There is much more there and it is very worth reading: whole article.

Since the movie came out, I've been thinking that it is good to have movies like "An Inconvenient Truth" because, if it's popular, it opens itself up to wide discussion which, if false, will destroy it under the light of truth.

When it's somewhat buried underground and is coming at us a tiny bit at a time, seeping into our unconsciousness under reason's radar, the dissenters can be quietly suppressed one at a time by the perpetrators of the lie. But when the lie hits big, the dissenters (independently) come out in droves, each now in their own spotlight and able to see, and support, other dissenters from the lie.

That's what happened with, for example, Fahrenheit 9/11. Of course there's definitely some "true believers" who stand behind it. They'll never go away. Even the truth can't overcome the combination of ignorance, stupidity, and a completely closed mind. (Nature will get'em, though.)

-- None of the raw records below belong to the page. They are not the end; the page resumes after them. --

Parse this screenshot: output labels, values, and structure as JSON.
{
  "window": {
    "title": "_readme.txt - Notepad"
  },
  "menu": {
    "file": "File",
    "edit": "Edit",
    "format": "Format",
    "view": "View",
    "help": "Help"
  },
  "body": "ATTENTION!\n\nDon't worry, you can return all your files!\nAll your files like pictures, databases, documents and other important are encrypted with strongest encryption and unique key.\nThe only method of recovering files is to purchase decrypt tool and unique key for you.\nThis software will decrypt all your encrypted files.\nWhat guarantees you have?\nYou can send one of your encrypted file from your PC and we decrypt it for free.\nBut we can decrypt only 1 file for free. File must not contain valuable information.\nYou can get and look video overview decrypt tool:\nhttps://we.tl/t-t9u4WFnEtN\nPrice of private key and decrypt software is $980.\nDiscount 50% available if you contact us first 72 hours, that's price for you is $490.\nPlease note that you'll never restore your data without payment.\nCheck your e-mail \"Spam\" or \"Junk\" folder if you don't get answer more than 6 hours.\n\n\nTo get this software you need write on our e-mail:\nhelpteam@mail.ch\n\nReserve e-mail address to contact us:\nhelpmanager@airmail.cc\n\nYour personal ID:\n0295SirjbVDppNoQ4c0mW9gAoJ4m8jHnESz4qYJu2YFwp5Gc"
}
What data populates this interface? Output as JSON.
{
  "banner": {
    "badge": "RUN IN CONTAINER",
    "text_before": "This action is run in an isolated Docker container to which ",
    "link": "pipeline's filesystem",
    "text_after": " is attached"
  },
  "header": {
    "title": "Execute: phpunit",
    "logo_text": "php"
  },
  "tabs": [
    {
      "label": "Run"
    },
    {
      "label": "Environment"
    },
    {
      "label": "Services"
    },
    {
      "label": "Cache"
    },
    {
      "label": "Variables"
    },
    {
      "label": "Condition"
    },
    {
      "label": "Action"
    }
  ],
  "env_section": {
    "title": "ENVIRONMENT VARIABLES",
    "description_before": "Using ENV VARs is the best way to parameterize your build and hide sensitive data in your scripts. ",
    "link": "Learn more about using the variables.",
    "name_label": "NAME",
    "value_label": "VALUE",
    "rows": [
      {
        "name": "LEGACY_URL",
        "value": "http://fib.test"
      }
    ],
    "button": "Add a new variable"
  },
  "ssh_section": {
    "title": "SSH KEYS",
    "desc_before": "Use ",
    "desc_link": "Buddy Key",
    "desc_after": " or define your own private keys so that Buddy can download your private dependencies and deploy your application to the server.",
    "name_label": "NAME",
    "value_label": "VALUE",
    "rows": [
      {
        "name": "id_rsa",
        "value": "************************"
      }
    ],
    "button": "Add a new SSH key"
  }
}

One interesting note: All of this is very much in line with the characterization of the "global warming" political movement outlined withing Michael Crichton's State of Fear:

Michael Crichton: State of Fear
Buy the Book Now

Posted by Jeff at June 14, 2006 10:05 AM


While there is a strong correlation between solar activity and the earth's temperature, this is apparently not the cause of the current warming we are experiencing on earth. Here is a link to the abstract of a paper from the Max Planck institute which talks about solar variation and climate forcing:


And here is a link to a press release from the NASA housed GISS, which basically said the same thing a few years earlier.


Posted by: Nik Sydor at January 9, 2007 09:35 AM

So Patterson tells us that there's a correlation between earth's temperature and the sun's brightness over millions of years does he?
Hmm. Tell me... How exactly did you measure the suns brightness all those 3, 2, 1.5 million years ago? By directly gauging it to the earth's temperature perchance? LOL.
Umhhh...Seems we need a little sit-down to discuss what exactly is meant by "the scientific method".
And BTW. Tim Ball is a notorius academic harlot who has, would and will continue to sell his CV to the highest bidder. Check him out.

Posted by: Gary Williams at July 16, 2009 12:57 PM

Oh. And I'll reccomend this page to others interested in authoritarian personality traits. You've done a remarkable job of denying the faults in your own argument by projecting them back onto your detractors...who are, of course, the overwhelming majority of the worlds geophysicists. Doesn't it bother you that the only people who agree with you atre the ones who routinely sell their testimony to Big Tobacco, Asbestos, Coal and Gas, etc., or work out of pseudo-academic creation "science" seminaries while journals like Nature et al can find very, very few (if any) papers worth publishing that come from the same side of the debate as you?